FAQ: One-Stage Breast Reconstruction
Questions & answers from Nation's Leading Breast Reconstruction Surgeon dr. lisa cassileth
BY. LISA B. CASSILETH MD, FACS
Dr. Cassileth, founder of Cassileth Plastic Surgery in Beverly Hills, CA is an industry leader in breast reconstruction. She believes no one should have to live with unsatisfactory results after undergoing breast reconstruction; she strives to make women aware of all breast reconstruction options available to them. Dr. Cassileth invented created her “Direct-To-Implant” one stage breast reconstruction because she felt there had to be a better alternative to traditional tissue expander reconstruction. Dr. Cassileth’s innovative technique allows women to awaken from mastectomy surgery with new breasts, all performed through small incisions.
“It’s exciting and rewarding to provide a new choice for breast cancer patients who are undergoing mastectomy. Reconstructing the breasts at the same time as mastectomy eliminates the risks of multiple surgeries and, more importantly, helps minimize the sense of loss.” – Dr. Lisa B. Cassileth, Board Certified Plastic Surgeon
We’ve compiled a list of commonly asked questions about “Direct-To-Implant” one stage breast reconstruction below:
Q. Don’t you have to make a large incision?
Dr. Cassileth’s technique makes the incision half the width of the breast and is completely hidden in the crease under the breast.
Why do you prefer one-stage to tissue expander reconstruction?
Formerly, tissue expanders were necessary for traditional breast reconstruction, as so much skin was removed in the mastectomy, that expanders were required to stretch out the skin, so that it could accommodate an implant, placed during a second surgery.
With a nipple-sparing mastectomy, the skin and the nipple are completely preserved. There is no longer a need for expanding with a tissue expander when the skin is intact and healthy.
Q. I’ve heard that many people aren’t good candidates for this direct-to-implant breast reconstruction procedure, is that true?
Women who are good candidates for this procedure are sizes A through DD. You can have some droopiness also known as “ptosis”, as you will get a lot of natural lift for the procedure.
Patients who are not good candidates are often large breasted such as DDD and higher, have cancer that involves the breast skin, or are women with many medical problems may not be candidates for this procedure.
Q. What are the risks of one-stage breast reconstruction?
One-stage breast reconstruction has the same or lower risks as tissue expander breast reconstruction, as shown in my paper “One-Stage Immediate Breast Reconstruction with Implants: A New Option for Immediate Reconstruction.” Annals of Plastic Surgery, 2011.

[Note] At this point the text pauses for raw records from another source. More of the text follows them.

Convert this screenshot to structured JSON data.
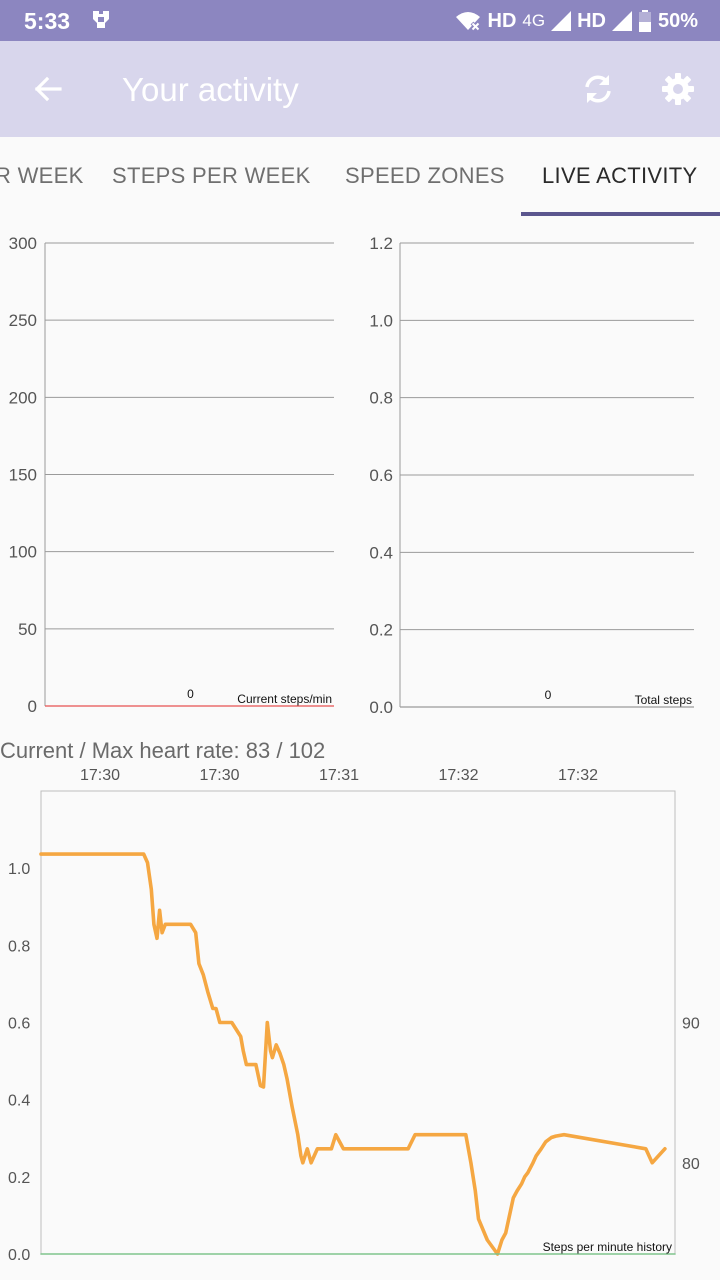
{
  "status_bar": {
    "time": "5:33",
    "network_hd_1": "HD",
    "network_4g": "4G",
    "network_hd_2": "HD",
    "battery": "50%",
    "icons": [
      "notification-icon",
      "wifi-off-icon",
      "signal-icon",
      "battery-icon"
    ]
  },
  "app_bar": {
    "title": "Your activity",
    "colors": {
      "app_bar": "#d8d6ec",
      "status_bar": "#8c86c0"
    }
  },
  "tabs": [
    {
      "label": "STEPS PER WEEK",
      "partial": "R WEEK",
      "active": false
    },
    {
      "label": "STEPS PER WEEK",
      "active": false
    },
    {
      "label": "SPEED ZONES",
      "active": false
    },
    {
      "label": "LIVE ACTIVITY",
      "active": true
    }
  ],
  "heart_rate_text": "Current / Max heart rate: 83 / 102",
  "chart_data": [
    {
      "type": "bar",
      "categories": [
        ""
      ],
      "values": [
        0
      ],
      "legend": "Current steps/min",
      "ylim": [
        0,
        300
      ],
      "yticks": [
        "300",
        "250",
        "200",
        "150",
        "100",
        "50",
        "0"
      ],
      "value_label": "0"
    },
    {
      "type": "bar",
      "categories": [
        ""
      ],
      "values": [
        0
      ],
      "legend": "Total steps",
      "ylim": [
        0,
        1.2
      ],
      "yticks": [
        "1.2",
        "1.0",
        "0.8",
        "0.6",
        "0.4",
        "0.2",
        "0.0"
      ],
      "value_label": "0"
    },
    {
      "type": "line",
      "legend": "Steps per minute history",
      "xticks": [
        "17:30",
        "17:30",
        "17:31",
        "17:32",
        "17:32"
      ],
      "yticks_left": [
        "1.0",
        "0.8",
        "0.6",
        "0.4",
        "0.2",
        "0.0"
      ],
      "yticks_right": [
        "90",
        "80"
      ],
      "ylim_left": [
        0,
        1.2
      ],
      "ylim_right": [
        73.5,
        106.5
      ],
      "xlim": [
        0,
        100
      ],
      "series": [
        {
          "color": "#f5a742",
          "axis": "right",
          "x": [
            0,
            16.2,
            16.8,
            17.4,
            17.8,
            18.3,
            18.7,
            19.1,
            19.6,
            20.1,
            20.5,
            23.6,
            24.4,
            24.9,
            25.6,
            26.3,
            27.1,
            27.6,
            28.2,
            28.9,
            30.1,
            31.5,
            31.9,
            32.4,
            33.1,
            33.9,
            34.6,
            35.1,
            35.7,
            36.2,
            36.5,
            37.1,
            37.7,
            38.3,
            38.8,
            39.6,
            40.5,
            41.0,
            41.3,
            42.0,
            42.6,
            43.6,
            44.3,
            44.9,
            45.8,
            46.5,
            47.7,
            48.6,
            51.0,
            51.6,
            52.1,
            57.9,
            59.0,
            65.8,
            67.0,
            67.8,
            68.5,
            69.0,
            70.4,
            72.0,
            72.7,
            73.3,
            74.5,
            75.1,
            75.8,
            76.3,
            76.8,
            77.6,
            78.1,
            78.9,
            79.6,
            80.5,
            81.2,
            82.5,
            95.4,
            96.4,
            97.4,
            98.4
          ],
          "y": [
            102.0,
            102.0,
            101.4,
            99.5,
            97.0,
            96.0,
            98.0,
            96.4,
            97.0,
            97.0,
            97.0,
            97.0,
            96.4,
            94.2,
            93.4,
            92.2,
            91.0,
            91.0,
            90.0,
            90.0,
            90.0,
            89.0,
            88.0,
            87.0,
            87.0,
            87.0,
            85.5,
            85.4,
            90.0,
            88.0,
            87.5,
            88.4,
            87.8,
            87.0,
            86.0,
            84.0,
            82.0,
            80.5,
            80.0,
            81.0,
            80.0,
            81.0,
            81.0,
            81.0,
            81.0,
            82.0,
            81.0,
            81.0,
            81.0,
            81.0,
            81.0,
            81.0,
            82.0,
            82.0,
            82.0,
            80.0,
            78.0,
            76.0,
            74.5,
            73.5,
            74.5,
            75.0,
            77.5,
            78.0,
            78.5,
            79.0,
            79.3,
            80.0,
            80.5,
            81.0,
            81.5,
            81.8,
            81.9,
            82.0,
            81.0,
            80.0,
            80.5,
            81.0
          ]
        },
        {
          "color": "#7fc48d",
          "axis": "left",
          "x": [
            0,
            100
          ],
          "y": [
            0,
            0
          ]
        }
      ]
    }
  ]
}
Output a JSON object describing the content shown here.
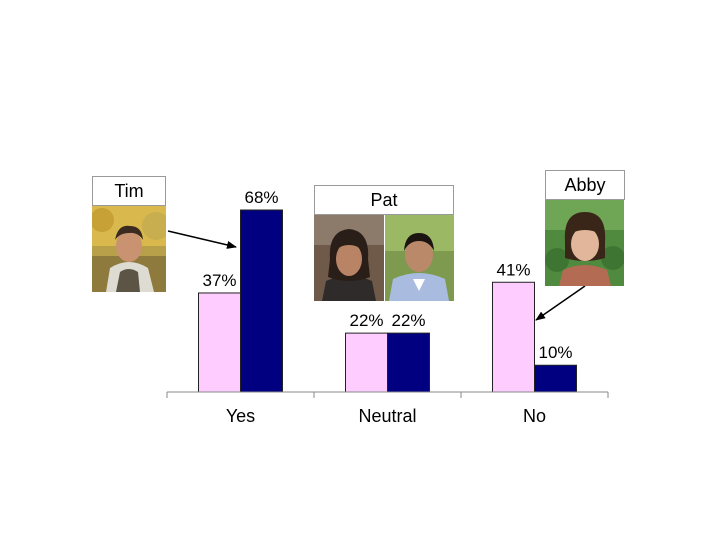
{
  "chart_data": {
    "type": "bar",
    "categories": [
      "Yes",
      "Neutral",
      "No"
    ],
    "series": [
      {
        "values": [
          37,
          22,
          41
        ],
        "color": "#ffccff"
      },
      {
        "values": [
          68,
          22,
          10
        ],
        "color": "#000080"
      }
    ],
    "data_labels": [
      [
        "37%",
        "22%",
        "41%"
      ],
      [
        "68%",
        "22%",
        "10%"
      ]
    ],
    "ylim": [
      0,
      68
    ],
    "grid": false,
    "legend": "none"
  },
  "people": {
    "tim": {
      "label": "Tim"
    },
    "pat": {
      "label": "Pat"
    },
    "abby": {
      "label": "Abby"
    }
  }
}
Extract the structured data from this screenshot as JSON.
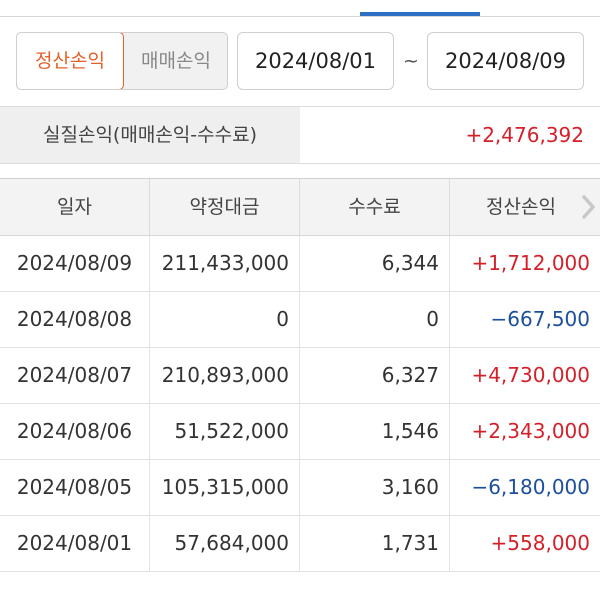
{
  "tabs": {
    "settlement_pl": "정산손익",
    "trading_pl": "매매손익"
  },
  "date_range": {
    "start": "2024/08/01",
    "separator": "~",
    "end": "2024/08/09"
  },
  "summary": {
    "label": "실질손익(매매손익-수수료)",
    "value": "+2,476,392"
  },
  "table": {
    "headers": [
      "일자",
      "약정대금",
      "수수료",
      "정산손익"
    ],
    "rows": [
      {
        "date": "2024/08/09",
        "amount": "211,433,000",
        "fee": "6,344",
        "pl": "+1,712,000",
        "sign": "pos"
      },
      {
        "date": "2024/08/08",
        "amount": "0",
        "fee": "0",
        "pl": "−667,500",
        "sign": "neg"
      },
      {
        "date": "2024/08/07",
        "amount": "210,893,000",
        "fee": "6,327",
        "pl": "+4,730,000",
        "sign": "pos"
      },
      {
        "date": "2024/08/06",
        "amount": "51,522,000",
        "fee": "1,546",
        "pl": "+2,343,000",
        "sign": "pos"
      },
      {
        "date": "2024/08/05",
        "amount": "105,315,000",
        "fee": "3,160",
        "pl": "−6,180,000",
        "sign": "neg"
      },
      {
        "date": "2024/08/01",
        "amount": "57,684,000",
        "fee": "1,731",
        "pl": "+558,000",
        "sign": "pos"
      }
    ]
  },
  "icons": {
    "scroll_right": "chevron-right-icon"
  },
  "colors": {
    "accent": "#e4612a",
    "positive": "#d4202a",
    "negative": "#1c4f9c",
    "tab_indicator": "#2f6fc3"
  }
}
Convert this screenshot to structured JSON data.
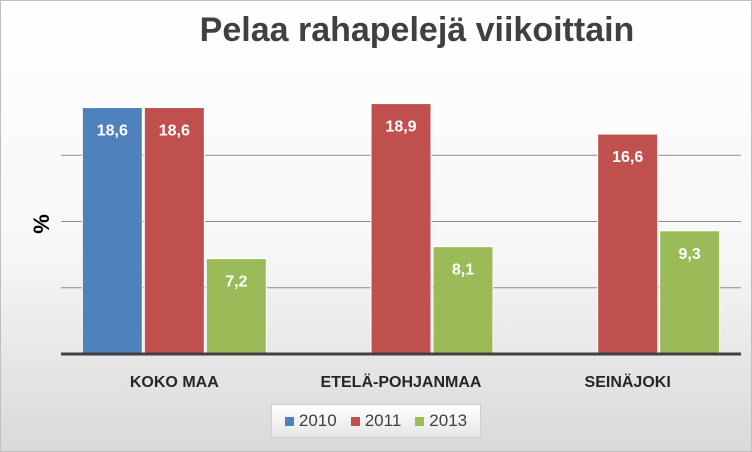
{
  "chart_data": {
    "type": "bar",
    "title": "Pelaa rahapelejä viikoittain",
    "ylabel": "%",
    "xlabel": "",
    "categories": [
      "KOKO MAA",
      "ETELÄ-POHJANMAA",
      "SEINÄJOKI"
    ],
    "series": [
      {
        "name": "2010",
        "color": "#4f81bd",
        "values": [
          18.6,
          null,
          null
        ],
        "labels": [
          "18,6",
          "",
          ""
        ]
      },
      {
        "name": "2011",
        "color": "#c0504d",
        "values": [
          18.6,
          18.9,
          16.6
        ],
        "labels": [
          "18,6",
          "18,9",
          "16,6"
        ]
      },
      {
        "name": "2013",
        "color": "#9bbb59",
        "values": [
          7.2,
          8.1,
          9.3
        ],
        "labels": [
          "7,2",
          "8,1",
          "9,3"
        ]
      }
    ],
    "ylim": [
      0,
      20
    ],
    "grid": true,
    "legend_position": "bottom"
  }
}
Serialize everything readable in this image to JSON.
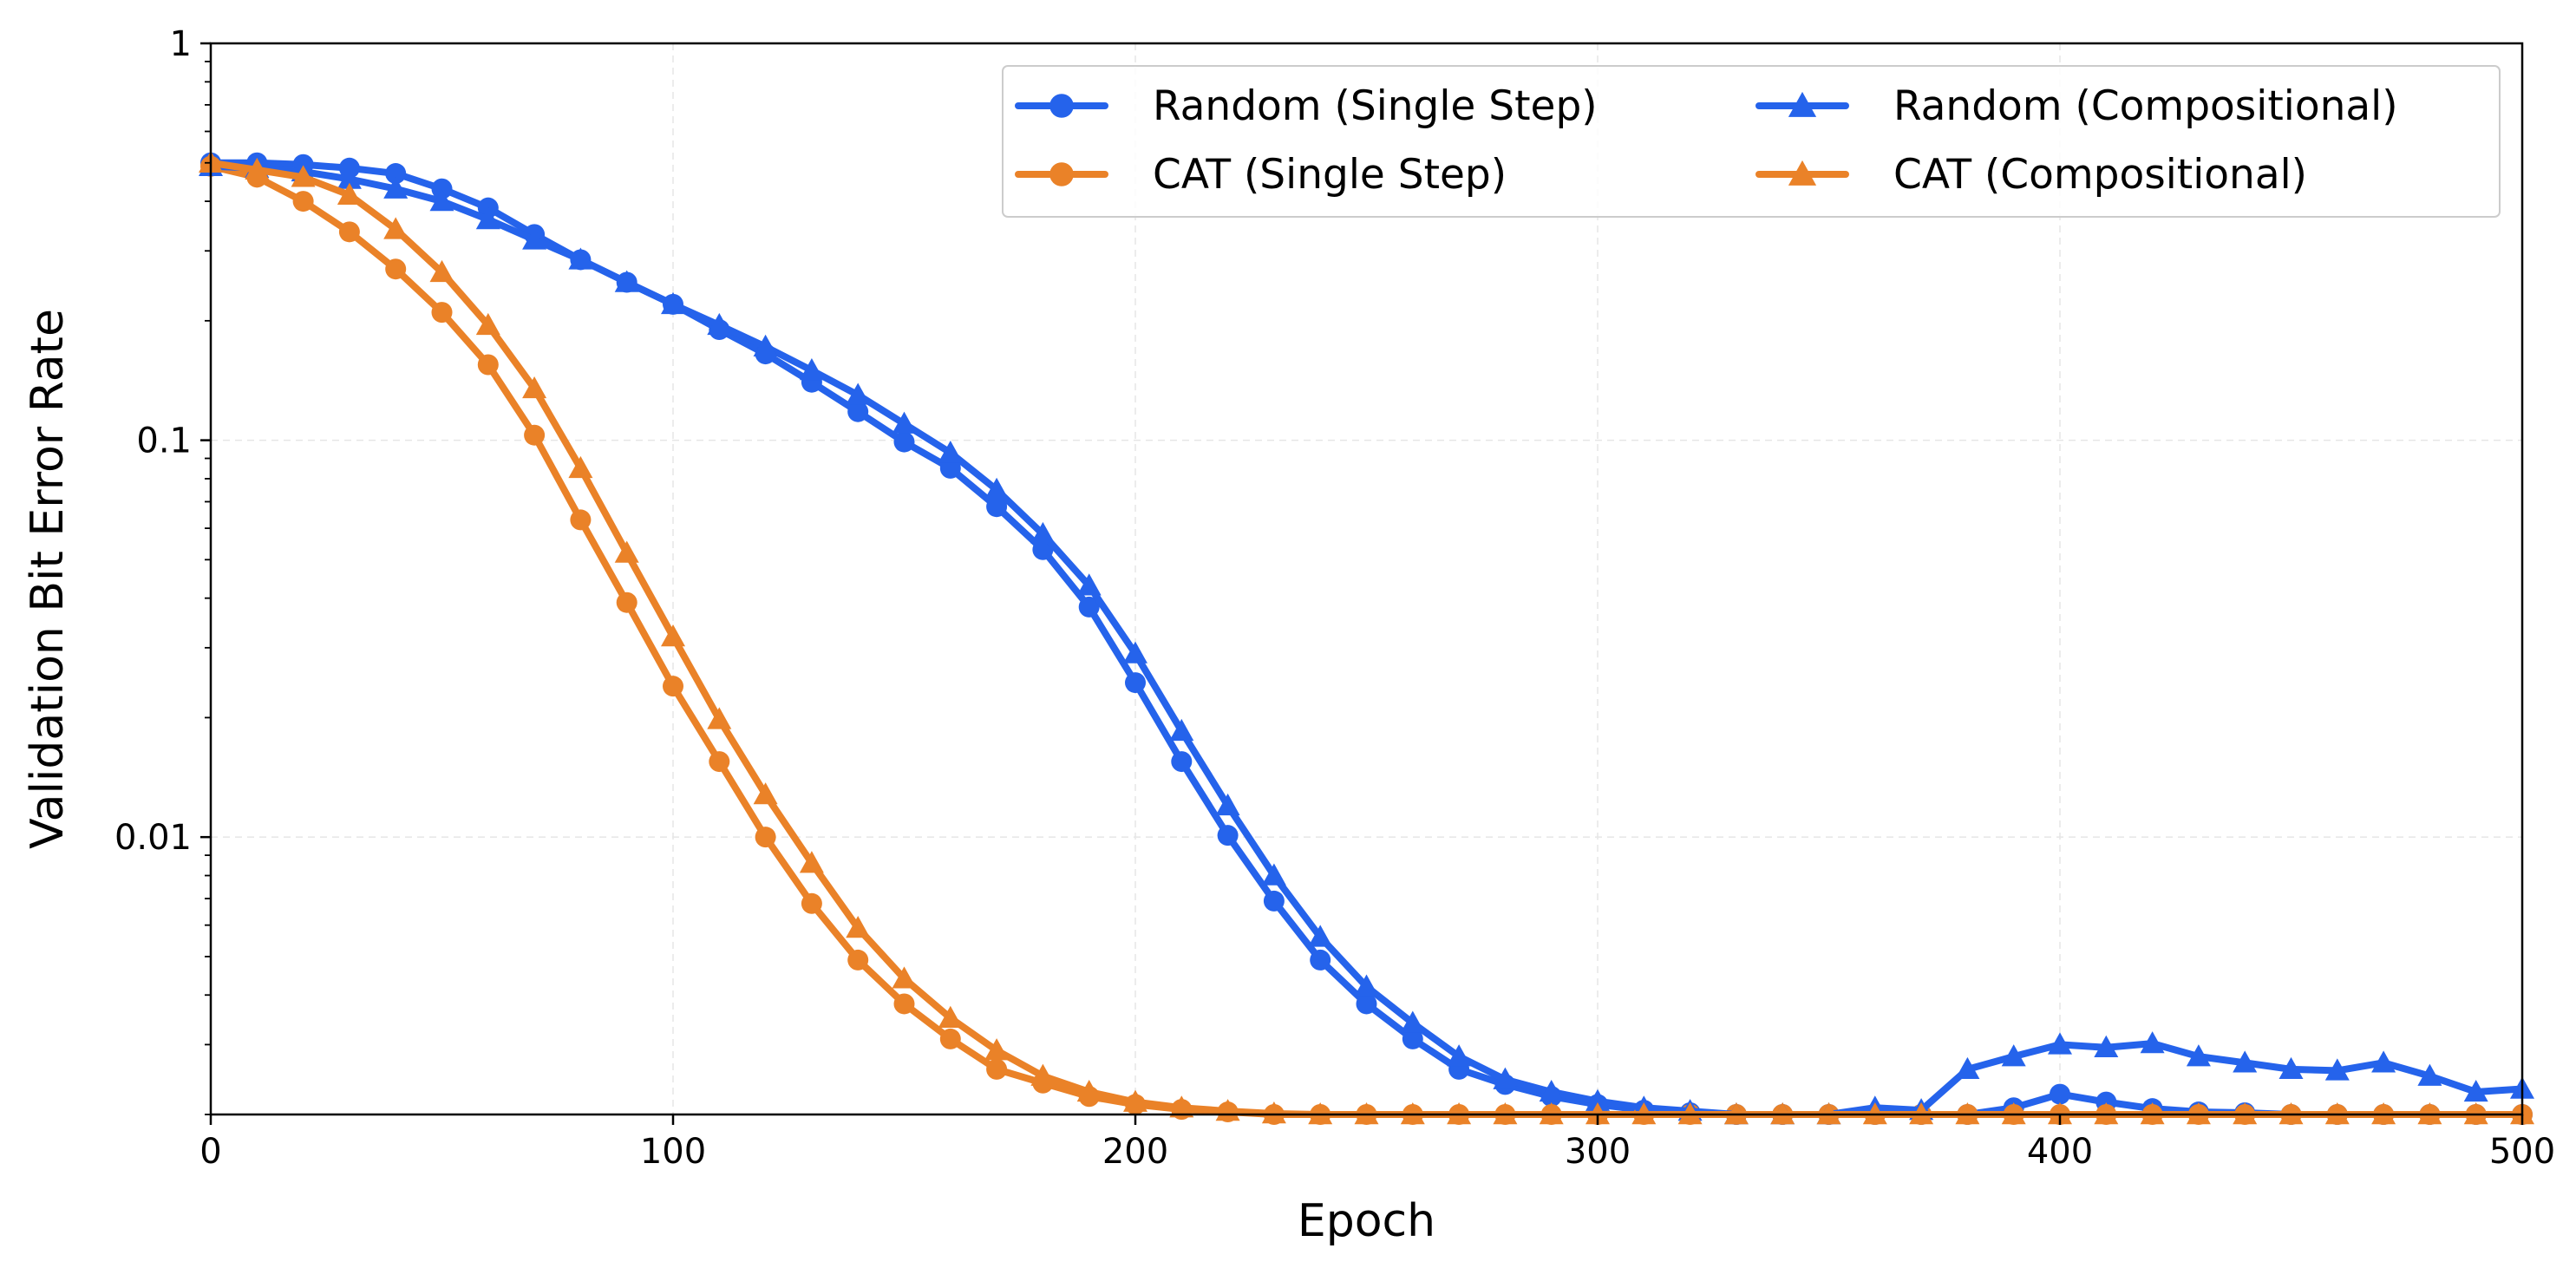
{
  "chart_data": {
    "type": "line",
    "xlabel": "Epoch",
    "ylabel": "Validation Bit Error Rate",
    "xlim": [
      0,
      500
    ],
    "ylim": [
      0.002,
      1
    ],
    "yscale": "log",
    "xticks": [
      0,
      100,
      200,
      300,
      400,
      500
    ],
    "xtick_labels": [
      "0",
      "100",
      "200",
      "300",
      "400",
      "500"
    ],
    "yticks": [
      0.01,
      0.1,
      1
    ],
    "ytick_labels": [
      "0.01",
      "0.1",
      "1"
    ],
    "grid": true,
    "legend_position": "top-right",
    "legend_columns": 2,
    "x": [
      0,
      10,
      20,
      30,
      40,
      50,
      60,
      70,
      80,
      90,
      100,
      110,
      120,
      130,
      140,
      150,
      160,
      170,
      180,
      190,
      200,
      210,
      220,
      230,
      240,
      250,
      260,
      270,
      280,
      290,
      300,
      310,
      320,
      330,
      340,
      350,
      360,
      370,
      380,
      390,
      400,
      410,
      420,
      430,
      440,
      450,
      460,
      470,
      480,
      490,
      500
    ],
    "series": [
      {
        "name": "Random (Single Step)",
        "color": "#2563eb",
        "marker": "circle",
        "values": [
          0.5,
          0.5,
          0.495,
          0.485,
          0.47,
          0.43,
          0.385,
          0.33,
          0.285,
          0.25,
          0.22,
          0.19,
          0.165,
          0.14,
          0.118,
          0.099,
          0.085,
          0.068,
          0.053,
          0.038,
          0.0245,
          0.0155,
          0.0101,
          0.0069,
          0.0049,
          0.0038,
          0.0031,
          0.0026,
          0.00238,
          0.00222,
          0.00212,
          0.00205,
          0.00202,
          0.002,
          0.002,
          0.002,
          0.002,
          0.002,
          0.002,
          0.00208,
          0.00225,
          0.00215,
          0.00207,
          0.00203,
          0.00202,
          0.002,
          0.002,
          0.002,
          0.002,
          0.002,
          0.002
        ]
      },
      {
        "name": "CAT (Single Step)",
        "color": "#ea8228",
        "marker": "circle",
        "values": [
          0.49,
          0.46,
          0.4,
          0.335,
          0.27,
          0.21,
          0.155,
          0.103,
          0.063,
          0.039,
          0.024,
          0.0155,
          0.01,
          0.0068,
          0.0049,
          0.0038,
          0.0031,
          0.0026,
          0.0024,
          0.00222,
          0.00212,
          0.00206,
          0.00203,
          0.002,
          0.002,
          0.002,
          0.002,
          0.002,
          0.002,
          0.002,
          0.002,
          0.002,
          0.002,
          0.002,
          0.002,
          0.002,
          0.002,
          0.002,
          0.002,
          0.002,
          0.002,
          0.002,
          0.002,
          0.002,
          0.002,
          0.002,
          0.002,
          0.002,
          0.002,
          0.002,
          0.002
        ]
      },
      {
        "name": "Random (Compositional)",
        "color": "#2563eb",
        "marker": "triangle",
        "values": [
          0.49,
          0.485,
          0.475,
          0.455,
          0.43,
          0.4,
          0.36,
          0.32,
          0.285,
          0.25,
          0.22,
          0.195,
          0.172,
          0.15,
          0.13,
          0.11,
          0.093,
          0.075,
          0.058,
          0.043,
          0.029,
          0.0185,
          0.012,
          0.008,
          0.0056,
          0.0042,
          0.0034,
          0.0028,
          0.00245,
          0.00228,
          0.00216,
          0.00208,
          0.00204,
          0.002,
          0.002,
          0.002,
          0.00208,
          0.00205,
          0.0026,
          0.0028,
          0.003,
          0.00295,
          0.00302,
          0.0028,
          0.0027,
          0.0026,
          0.00258,
          0.0027,
          0.0025,
          0.00228,
          0.00232
        ]
      },
      {
        "name": "CAT (Compositional)",
        "color": "#ea8228",
        "marker": "triangle",
        "values": [
          0.5,
          0.48,
          0.46,
          0.415,
          0.34,
          0.265,
          0.195,
          0.135,
          0.085,
          0.052,
          0.032,
          0.0198,
          0.0128,
          0.0086,
          0.0059,
          0.0044,
          0.0035,
          0.0029,
          0.0025,
          0.00228,
          0.00215,
          0.00208,
          0.00204,
          0.00201,
          0.002,
          0.002,
          0.002,
          0.002,
          0.002,
          0.002,
          0.002,
          0.002,
          0.002,
          0.002,
          0.002,
          0.002,
          0.002,
          0.002,
          0.002,
          0.002,
          0.002,
          0.002,
          0.002,
          0.002,
          0.002,
          0.002,
          0.002,
          0.002,
          0.002,
          0.002,
          0.002
        ]
      }
    ]
  }
}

The main risk for all mastectomies is that some of the skin or nipple will die. This is a risk inherent to the mastectomy, as removing the breast tissue removes all the blood vessels going through the breast that supply oxygen to the skin.
After mastectomy, the skin survives only on subcutaneous blood vessels called the “subdermal plexus” that are present in the normal fat right under the skin. It is critical that this layer of subcutaneous fat is preserved during the mastectomy, while removing all the breast tissue. And ideally, this is all done through an incision in the bottom of the breast, because it looks a lot better, and that incision doesn’t disturb the blood flow.
It turns out that this is pretty hard to do, and a lot more technically demanding than an old-fashioned mastectomy, where an incision was made all the way across the breast. In fact, it is so hard to do, that over 30% of mastectomies have some degree of skin or nipple necrosis. I think that is pretty bad, and it is a major complication, it means additional skin has to be removed, and the final result looks bad. I now only work with two mastectomy surgeons at the Bedford Breast Center, as their rate is under 1%.
From plastic surgeons that work with the typical group of mastectomy surgeons, you may hear that one-stage breast reconstruction “isn’t safe” or the patient is “not a candidate”. That is because of the typical high rate of mastectomy flap necrosis in their practice, and if you hear this, don’t do the procedure with those surgeons.
Other risks for one-stage breast reconstruction are infection, seroma, and need for additional surgery, and occasionally an allergy to the tissue matrix, called ADM that is placed to support the implant. Infection is now almost unheard of in our practice, as we started applying this fancy dressing called a “prevena vac” right after the surgery. The Vac is a negative pressure dressing, which basically draws the incision closed and seals it while keeping in in a sterile environment for 5-7 days. We even do radiated breasts with no infection since we started using this dressing a few years ago.
The need for additional surgery is usually unnecessary. However, almost a third of our patients opt to have fat grafting approximately six months after reconstruction– this would be necessary even if a tissue expander had been used. The fat grafting is a wonderful procedure to make the breast softer, warmer, and more real, as it “De-fakifies” and coats the breast, with is otherwise basically entirely implant. Some women don’t need this surgery as they have plenty of subcutaneous fat, but other women want a softer, more realistic feeling breast.